Thursday, November 10, 2016

Trump is not a fool!

Trump is smart marketer and a good strategists.

He was able to tap into a worldwide trend. His tactics were part of his strategy.
He gained the ultra right vote, but it was not his main strength. It was a side win tactics.
At the end of the day, more Latinos and African Americans voted for him that for the last Republican candidate, and ''college moms'' voted for him.
His strategy paid and the fools are the political establishment and the media who remained in their towers, separate from the beat of the street.

Today I read good post elections analysis Facebook post that said

Don't fool yourselves about the nature of the people who did vote Trump in.  Its not a big shift towards racism, sexism, etc.. Because if you look at the social polling data more that 60% of the population are generally pretty in the middle on social issues.
Look at the breakdown not state to state, but county to county. Its clear who voted him in, its a quarter of the population. Its the people in the more rural areas who got passed by by the economic recovery experienced in the more urban centers. Its people who are stuck in the middle between affordable care and medicaid. Its the people who are really a class of working poor, working constantly to try and pay off debt that will never clear.  
Just like Brexit this was a cry for help. 
The fact that people are still baffled by how this happened and that these people are still invisible to most progressives is part of the problem. On the other hand these people probably would benefit the most from progressive socialist policies, but that's not the nature of populism in the US it tends to take a more right wing form.
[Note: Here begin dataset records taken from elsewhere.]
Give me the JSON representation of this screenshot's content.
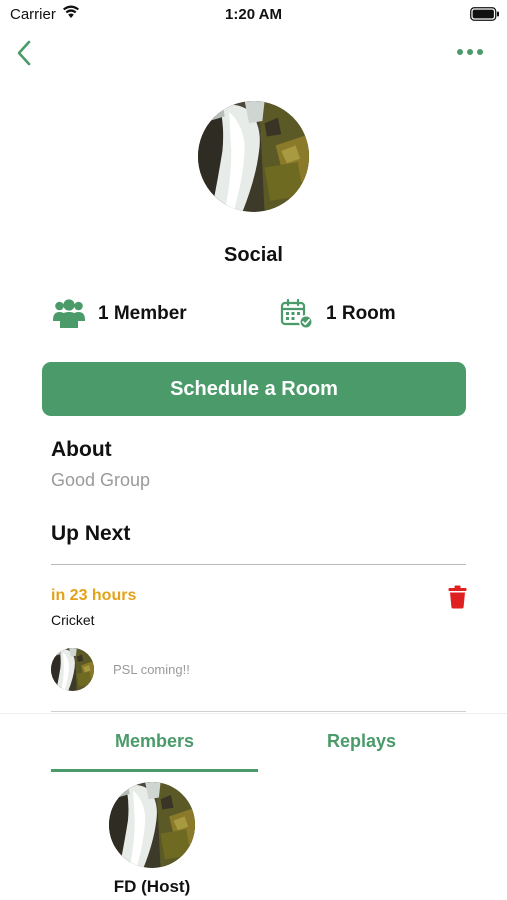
{
  "status_bar": {
    "carrier": "Carrier",
    "time": "1:20 AM",
    "icons": [
      "wifi-icon",
      "battery-icon"
    ]
  },
  "nav": {
    "back_icon": "chevron-left-icon",
    "more_icon": "more-horizontal-icon"
  },
  "group": {
    "avatar_image": "waterfall-photo",
    "name": "Social",
    "members_label": "1 Member",
    "rooms_label": "1 Room"
  },
  "actions": {
    "schedule_label": "Schedule a Room"
  },
  "about": {
    "heading": "About",
    "text": "Good Group"
  },
  "up_next": {
    "heading": "Up Next",
    "event": {
      "time": "in 23 hours",
      "title": "Cricket",
      "description": "PSL coming!!",
      "delete_icon": "trash-icon"
    }
  },
  "tabs": {
    "items": [
      {
        "label": "Members",
        "active": true
      },
      {
        "label": "Replays",
        "active": false
      }
    ]
  },
  "members": [
    {
      "name": "FD (Host)"
    }
  ],
  "colors": {
    "accent": "#4a9a6a",
    "event_time": "#e2a21a",
    "delete": "#e02020",
    "muted_text": "#9a9a9a"
  }
}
It is a good analysis. But it misses on the international dimension of the phenomena.
Ultra right in Europe is also populist and digging into the same disenfranchisement.
It is the rise of National Socialism who combines socialist economic policies with ultra conservative social issues.
It is the failure of the left to address the issues of concern to their historical base.
It is the progressive youth and women losing heart and faith with the left because today they talk and look like bankers and lawyers. They are  isolated in their tower of pedantic cliches.
Bernie was able to reinvigorate the base because he talked with passion in black and white.

Trump won because he talked about the issue of the average person with passion and in black and white.
He looked like a real person. He behaved like a real person people could identify with.
He is no fool.
The political establishment and the media are the fools because they did not and still are resisting to understand the '' why '' Trump was elected.